As stated at the beginning, on the basis of a first assessment, we assume that all IRB models will require material changes, which means that in each case an IRB acceptance test will be necessary.
The freedom of methods enables institutions to choose the appropriate rating approach for the respective portfolio and the information available on it. Also the methodology (shadow rating approaches v scorecard-based procedures) would be likely to influence the choice of approach.
In practice, there are few pure through-the-cycle or point-in-time approaches, but many hybrid forms, so explicit stipulation of a rating philosophy, as called for in point 78, seems problematic. Point 78 should therefore be deleted.
The parallel use of different rating approaches for the PD estimate is as a rule not logical for Bausparkassen, with their focus on financing of home ownership and accordingly homogeneous loan portfolios.
Explicit stipulation of a specific rating philosophy does not usually occur. We refer to the response to Q 5.5 (=Question 7).
We reject the additional requirements, since the requirements for security margins are in our view sufficiently regulated in the CRR. Security margins are therefore already comprehensively taken into consideration in the IRB models.
The conceivable deficiencies of the estimates in practice frequently cannot be differentiated unequivocally and unambiguously in accordance with points 24 and 25 and the categories (A to D) and subcategories described there. As a rule, neither the identification and definition of types of errors nor their quantification according to these granular categories and subcategories are possible in a meaningful way.

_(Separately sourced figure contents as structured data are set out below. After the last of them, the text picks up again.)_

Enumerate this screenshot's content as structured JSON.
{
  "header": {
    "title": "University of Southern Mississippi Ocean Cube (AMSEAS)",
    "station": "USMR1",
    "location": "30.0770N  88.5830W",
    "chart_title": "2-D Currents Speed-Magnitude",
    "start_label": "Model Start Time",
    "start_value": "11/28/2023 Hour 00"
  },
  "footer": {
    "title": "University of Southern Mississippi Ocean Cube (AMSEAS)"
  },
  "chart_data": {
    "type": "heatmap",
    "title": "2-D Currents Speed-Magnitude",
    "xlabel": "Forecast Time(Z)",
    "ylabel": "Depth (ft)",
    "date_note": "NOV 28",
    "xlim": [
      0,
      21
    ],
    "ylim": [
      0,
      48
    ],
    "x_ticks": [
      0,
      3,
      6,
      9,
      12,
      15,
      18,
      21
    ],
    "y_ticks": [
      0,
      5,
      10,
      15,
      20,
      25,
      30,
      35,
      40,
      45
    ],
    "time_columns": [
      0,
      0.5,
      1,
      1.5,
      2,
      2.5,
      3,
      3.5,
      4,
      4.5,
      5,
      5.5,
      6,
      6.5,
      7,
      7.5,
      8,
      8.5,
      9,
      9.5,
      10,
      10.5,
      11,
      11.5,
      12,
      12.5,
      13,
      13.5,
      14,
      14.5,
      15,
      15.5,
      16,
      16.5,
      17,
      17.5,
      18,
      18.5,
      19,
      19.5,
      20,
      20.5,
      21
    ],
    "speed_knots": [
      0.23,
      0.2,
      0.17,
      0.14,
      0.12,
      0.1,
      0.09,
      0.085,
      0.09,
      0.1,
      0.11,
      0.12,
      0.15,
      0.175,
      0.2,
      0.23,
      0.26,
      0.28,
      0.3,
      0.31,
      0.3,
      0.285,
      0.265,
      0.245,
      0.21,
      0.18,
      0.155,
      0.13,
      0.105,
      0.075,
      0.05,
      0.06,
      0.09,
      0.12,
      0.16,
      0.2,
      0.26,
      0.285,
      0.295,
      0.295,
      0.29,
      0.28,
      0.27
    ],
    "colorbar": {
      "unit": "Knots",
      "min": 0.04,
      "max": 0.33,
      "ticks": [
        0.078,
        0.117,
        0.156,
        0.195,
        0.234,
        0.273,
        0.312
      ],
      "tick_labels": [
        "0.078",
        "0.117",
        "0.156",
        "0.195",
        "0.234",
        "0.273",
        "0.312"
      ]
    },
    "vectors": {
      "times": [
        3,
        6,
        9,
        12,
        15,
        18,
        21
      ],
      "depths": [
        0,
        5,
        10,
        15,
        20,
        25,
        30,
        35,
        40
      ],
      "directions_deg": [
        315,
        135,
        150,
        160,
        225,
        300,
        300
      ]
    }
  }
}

The requirements governing a process for the identification, quantification, documentation and monitoring of the various types of errors would in our view lead to considerable implementation expense without thereby allowing perceptible reduction of the RWA variability of comparable portfolios.
We reject the requirements concerning the representativeness of data because implementation would be very costly without any recognisable added value.
In our opinion, there are valid situations which justify disregarding a dataset for methodological reasons, for example if it relates to products which are no longer sold and so belong to an expiring portfolio. In this case, excluding the dataset would usually even improve the forecasting quality.